Scotland's productivity gap with international countries: research

This independent research report analyses some of the drivers of Scotland’s productivity and examines potential factors which may explain the productivity gap between Scotland and other well performing European and UK regions over the period of 2009 to 2017.


In 2020, the Enterprise and Skills Strategic Board commissioned NIESR to develop a report investigating Scotland's recent productivity performance and the drivers of productivity. This work adds to the existing evidence base by looking closely at a set of similar benchmark regions in the EU to examine Scotland's relative performance and identify the drivers behind differences in productivity growth.

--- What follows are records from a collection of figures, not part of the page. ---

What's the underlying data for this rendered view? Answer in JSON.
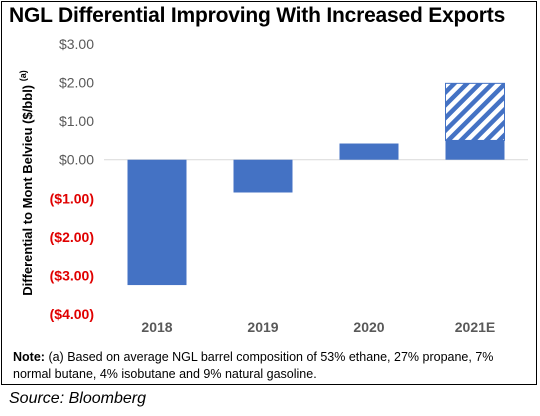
{
  "title": "NGL Differential Improving With Increased Exports",
  "note": {
    "label": "Note:",
    "text": "(a) Based on average NGL barrel composition of 53% ethane, 27% propane, 7% normal butane, 4% isobutane and 9% natural gasoline."
  },
  "source": "Source: Bloomberg",
  "colors": {
    "bar": "#4472c4",
    "negative_tick": "#e00000",
    "positive_tick": "#595959"
  },
  "chart_data": {
    "type": "bar",
    "title": "NGL Differential Improving With Increased Exports",
    "ylabel": "Differential to Mont Belvieu ($/bbl)",
    "ylabel_superscript": "(a)",
    "xlabel": "",
    "categories": [
      "2018",
      "2019",
      "2020",
      "2021E"
    ],
    "values": [
      -3.25,
      -0.85,
      0.42,
      0.5
    ],
    "projected_increment": {
      "category": "2021E",
      "from": 0.5,
      "to": 1.98,
      "pattern": "diagonal-hatch"
    },
    "ylim": [
      -4,
      3
    ],
    "yticks": [
      3,
      2,
      1,
      0,
      -1,
      -2,
      -3,
      -4
    ],
    "ytick_labels": [
      "$3.00",
      "$2.00",
      "$1.00",
      "$0.00",
      "($1.00)",
      "($2.00)",
      "($3.00)",
      "($4.00)"
    ],
    "grid": false,
    "legend": "none"
  }
}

The report investigates the causes of the underlying productivity gap between Scotland and the comparator regions during the period 2009-2017, which allows for a robust picture of productivity performance during this period. It is important to note, however, that whilst the so-called productivity puzzle has been a long standing issue and the long-term drivers of productivity are complex, the economic landscape has altered dramatically since the time period covered by this report.

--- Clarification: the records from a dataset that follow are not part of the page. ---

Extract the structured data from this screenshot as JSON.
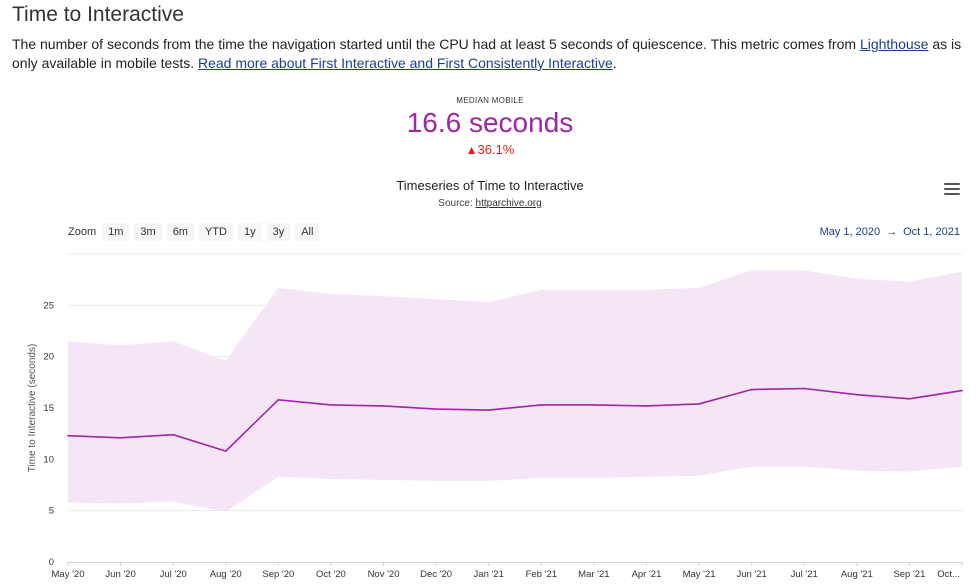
{
  "heading": "Time to Interactive",
  "description": {
    "text_before": "The number of seconds from the time the navigation started until the CPU had at least 5 seconds of quiescence. This metric comes from ",
    "link1": "Lighthouse",
    "text_middle": " as is only available in mobile tests. ",
    "link2": "Read more about First Interactive and First Consistently Interactive",
    "text_after": "."
  },
  "kpi": {
    "label": "MEDIAN MOBILE",
    "value": "16.6 seconds",
    "change": "36.1%",
    "change_color": "#e0201b",
    "value_color": "#a023a8"
  },
  "toolbar": {
    "menu_icon": "hamburger-menu-icon",
    "zoom_label": "Zoom",
    "zoom_options": [
      "1m",
      "3m",
      "6m",
      "YTD",
      "1y",
      "3y",
      "All"
    ],
    "range_from": "May 1, 2020",
    "range_arrow": "→",
    "range_to": "Oct 1, 2021"
  },
  "chart_data": {
    "type": "line",
    "title": "Timeseries of Time to Interactive",
    "source_label": "Source: ",
    "source_link": "httparchive.org",
    "ylabel": "Time to Interactive (seconds)",
    "xlabel": "",
    "ylim": [
      0,
      30
    ],
    "yticks": [
      0,
      5,
      10,
      15,
      20,
      25
    ],
    "grid": true,
    "categories": [
      "May '20",
      "Jun '20",
      "Jul '20",
      "Aug '20",
      "Sep '20",
      "Oct '20",
      "Nov '20",
      "Dec '20",
      "Jan '21",
      "Feb '21",
      "Mar '21",
      "Apr '21",
      "May '21",
      "Jun '21",
      "Jul '21",
      "Aug '21",
      "Sep '21",
      "Oct..."
    ],
    "series": [
      {
        "type": "line",
        "color": "#a023a8",
        "values": [
          12.3,
          12.1,
          12.4,
          10.8,
          15.8,
          15.3,
          15.2,
          14.9,
          14.8,
          15.3,
          15.3,
          15.2,
          15.4,
          16.8,
          16.9,
          16.3,
          15.9,
          16.7
        ]
      },
      {
        "type": "arearange",
        "color": "#f4e6f4",
        "low": [
          5.8,
          5.7,
          5.9,
          4.9,
          8.3,
          8.1,
          8.0,
          7.9,
          7.9,
          8.2,
          8.2,
          8.3,
          8.4,
          9.3,
          9.3,
          8.9,
          8.8,
          9.3
        ],
        "high": [
          21.5,
          21.1,
          21.5,
          19.6,
          26.7,
          26.1,
          25.9,
          25.6,
          25.3,
          26.5,
          26.5,
          26.5,
          26.7,
          28.4,
          28.4,
          27.6,
          27.3,
          28.3
        ]
      }
    ]
  }
}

In 2009, all regions selected for benchmarking were in the second quartile of GDP/Capita by OECD ranking. By 2017 all comparator regions had seen a significant improvement in their GDP per capita, whereas Scotland's position had stagnated. Overall for the period of 2009 to 2017, productivity performance deteriorated for both Scotland and the UK.

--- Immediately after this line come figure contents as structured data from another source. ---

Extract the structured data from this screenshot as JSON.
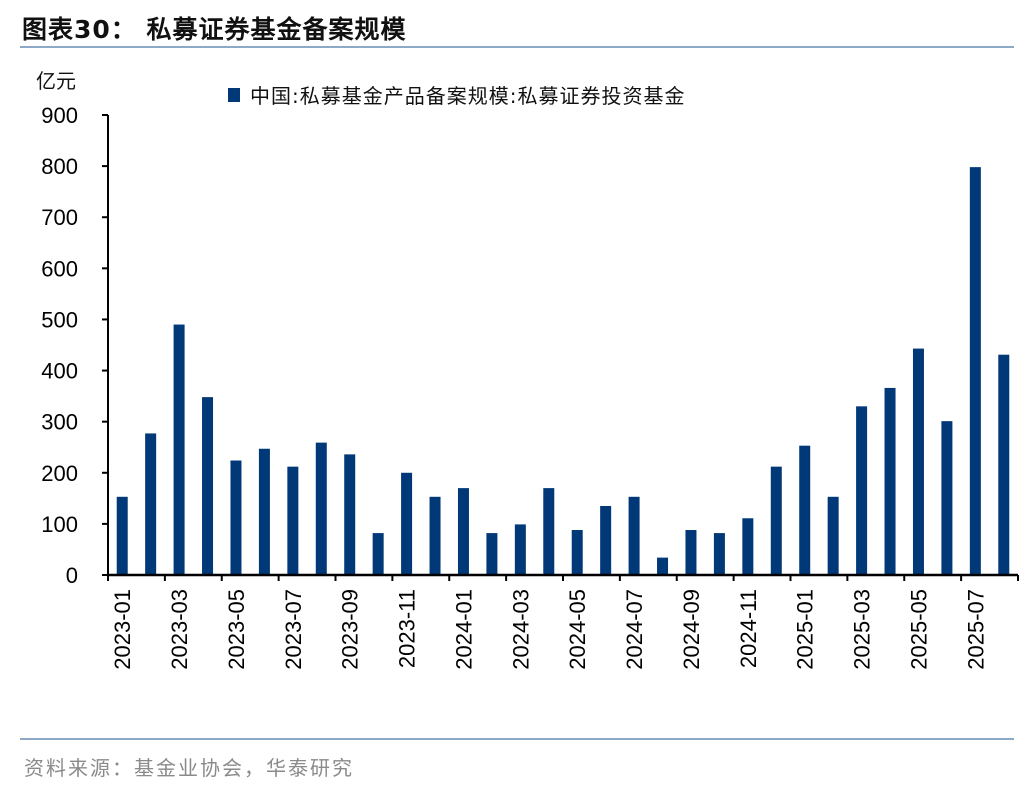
{
  "header": {
    "title": "图表30：  私募证券基金备案规模"
  },
  "footer": {
    "source": "资料来源：基金业协会，华泰研究"
  },
  "chart_data": {
    "type": "bar",
    "title": "",
    "unit_label": "亿元",
    "ylim": [
      0,
      900
    ],
    "yticks": [
      0,
      100,
      200,
      300,
      400,
      500,
      600,
      700,
      800,
      900
    ],
    "grid": false,
    "legend_position": "top",
    "bar_color": "#003878",
    "categories": [
      "2023-01",
      "2023-02",
      "2023-03",
      "2023-04",
      "2023-05",
      "2023-06",
      "2023-07",
      "2023-08",
      "2023-09",
      "2023-10",
      "2023-11",
      "2023-12",
      "2024-01",
      "2024-02",
      "2024-03",
      "2024-04",
      "2024-05",
      "2024-06",
      "2024-07",
      "2024-08",
      "2024-09",
      "2024-10",
      "2024-11",
      "2024-12",
      "2025-01",
      "2025-02",
      "2025-03",
      "2025-04",
      "2025-05",
      "2025-06",
      "2025-07",
      "2025-08"
    ],
    "xtick_labels": [
      "2023-01",
      "2023-03",
      "2023-05",
      "2023-07",
      "2023-09",
      "2023-11",
      "2024-01",
      "2024-03",
      "2024-05",
      "2024-07",
      "2024-09",
      "2024-11",
      "2025-01",
      "2025-03",
      "2025-05",
      "2025-07"
    ],
    "series": [
      {
        "name": "中国:私募基金产品备案规模:私募证券投资基金",
        "values": [
          153,
          277,
          490,
          348,
          224,
          247,
          212,
          259,
          236,
          82,
          200,
          153,
          170,
          82,
          99,
          170,
          88,
          135,
          153,
          34,
          88,
          82,
          111,
          212,
          253,
          153,
          330,
          366,
          443,
          301,
          798,
          431
        ]
      }
    ]
  }
}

NIESR examined the role played in explaining productivity differences by: capital investment, labour quality, total factor productivity (TFP), innovation and foreign direct investment. TFP is a measure of productive efficiency and is an unobserved residual after accounting for labour productivity gains and gains due to capital accumulation. TFP is broadly interpreted as a measure of technological progress but can include technological, cultural and economic factors. The methodological approach and limitations of the methodology are outlined in the annex.